Выжившие уставились на нестабильное изображение, восхищенные, что снова видят телевизионную передачу. Их буквально пьянило ощущение того, что они больше не одиноки.

Наконец Этан поднялся и встал рядом с телевизором, указывая на карту. — Она раскрашена в разные цвета. Как карта погоды. Видите? Большая часть Пенсильвании заполнена красным.

— Похоже, у нас жаркая погода.

— Это нехороший цвет, — согласился Этан. Он, прищурившись, разглядывал зернистую картинку. — Филадельфия и Нью-Йорк закрашены темно красным.

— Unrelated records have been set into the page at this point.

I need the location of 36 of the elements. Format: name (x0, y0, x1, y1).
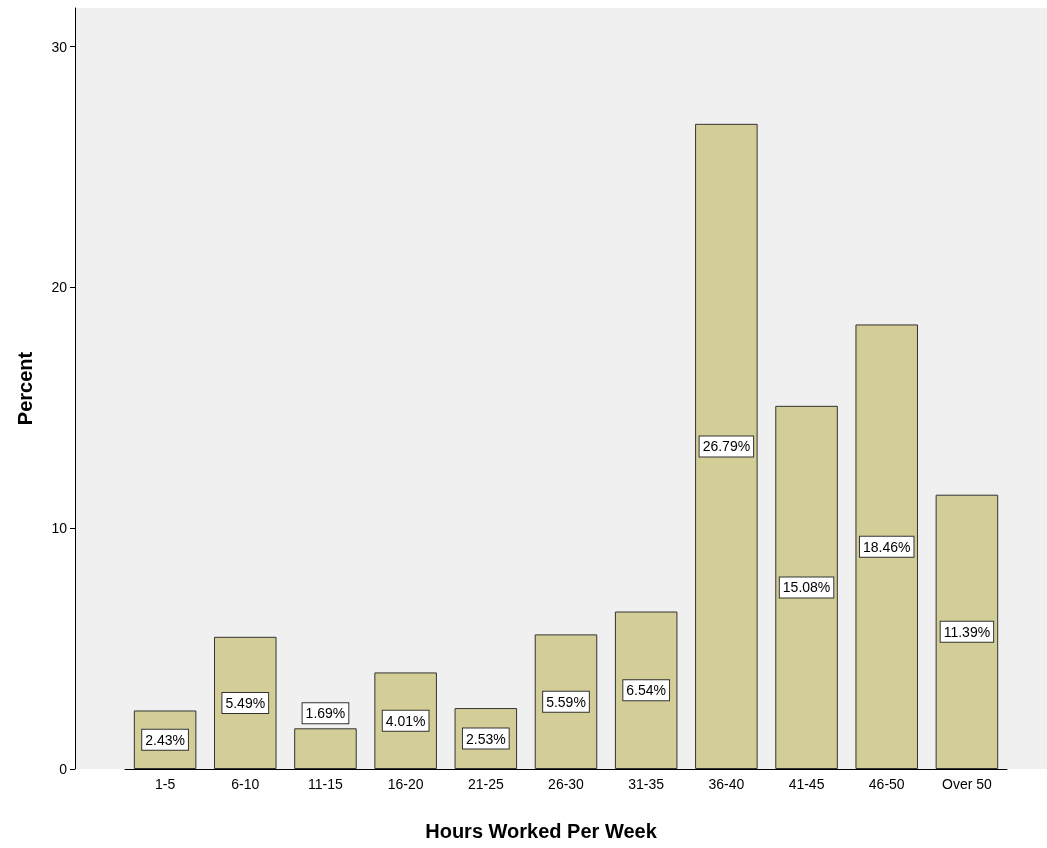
data-label: 15.08% (782, 579, 831, 596)
data-label: 1.69% (305, 705, 346, 722)
data-label: 11.39% (943, 623, 991, 640)
data-label: 2.43% (145, 731, 185, 748)
x-tick-label: 16-20 (387, 776, 424, 792)
bar (695, 123, 758, 769)
data-label: 26.79% (702, 438, 751, 455)
bar (614, 611, 678, 769)
x-tick-label: 31-35 (628, 776, 665, 792)
bar (855, 324, 918, 769)
data-label: 2.53% (465, 730, 506, 747)
bar (775, 405, 838, 769)
y-axis-title: Percent (14, 351, 36, 426)
x-tick-label: 11-15 (308, 776, 344, 792)
x-tick-label: 46-50 (868, 776, 905, 792)
x-tick-label: 1-5 (154, 776, 176, 792)
x-tick-label: 26-30 (548, 776, 585, 792)
x-tick-label: 21-25 (467, 776, 504, 792)
x-tick-label: Over 50 (942, 776, 993, 792)
data-label: 6.54% (626, 682, 667, 699)
y-tick-label: 20 (51, 279, 68, 296)
data-label: 5.59% (546, 693, 586, 710)
bar (534, 634, 598, 769)
data-label: 18.46% (862, 538, 911, 555)
y-tick-label: 0 (59, 761, 68, 777)
y-tick-label: 30 (51, 38, 68, 55)
x-tick-label: 36-40 (708, 776, 745, 792)
bar (935, 494, 999, 769)
x-axis-title: Hours Worked Per Week (425, 820, 658, 842)
bar (294, 728, 357, 769)
bar (214, 636, 277, 769)
data-label: 4.01% (385, 712, 426, 729)
x-tick-label: 41-45 (788, 776, 825, 792)
x-tick-label: 6-10 (231, 776, 260, 792)
y-tick-label: 10 (51, 520, 68, 537)
data-label: 5.49% (225, 694, 266, 711)
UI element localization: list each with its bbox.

Это не означает ничего хорошего. Но восточная часть Огайо, в стороне от крупных городов, закрашена желтым. Желтый ведь лучше красного, верно?

Выжившие пожали плечами, но никто не возразил.

Он добавил, — Если бы этот председатель сдвинул свою задницу в сторону, мы бы увидели, что происходит на западе.

— Председатель явно недоволен текущим положением дел, — сказал Тодд, с набитым шоколадом ртом.

— Вашингтон закрашен темно красным, — сказала Уэнди. — Интересно, где сейчас президент.

— Скорее всего на базе Маунт-Уэзер, в Вирджинии, — сказал Сержант. — Там у него запасной бункер. Все члены правительства, выбравшиеся из Вашингтона после начала эпидемии, сейчас там.

— Если вообще еще осталось правительство, — сказала ему Уэнди. — Главное, что мы продолжаем сопротивляться. Вот что важно.

Сержант кивнул. — Да, это важно. Мы все еще в игре. И надеюсь, выиграем.

Выжившие вновь наполнили стаканы, откинулись на спинки кресел и смотрели, пока им не наскучило.

— Есть еще чего посмотреть?

— Когда будет шоу Джона Стюарта?

Все рассмеялись.

— Спасибо, что пришли на мою важную пресс-конференцию, — сказал Тодд гнусавым голосом, изображая, будто он говорит за человека в телевизоре. — Все мои стратегические оценки пошли прахом. Есть вопросы?

* * *

Раньше, до конца света, Тодд терпеть не мог смотреть телевизор, который считал опиумом для народа и пустой тратой времени. Он вырос на интернете. Он часами мог сидеть за компьютером, перепрыгивая с сайта на сайт, вовлекая совершенно незнакомых ему людей в неприятные дебаты на форумах и чатах касаемо оружия, тактики и правил в своих любимых играх «Мир Варкрафта» и «Вархаммер 40000». Он называл этот ночной ритуал «устроить разрыв времени». Он сидел за компьютером после ужина часами, которые пролетали для него как минуты, а его мать все ворчала, чтобы он шел спать.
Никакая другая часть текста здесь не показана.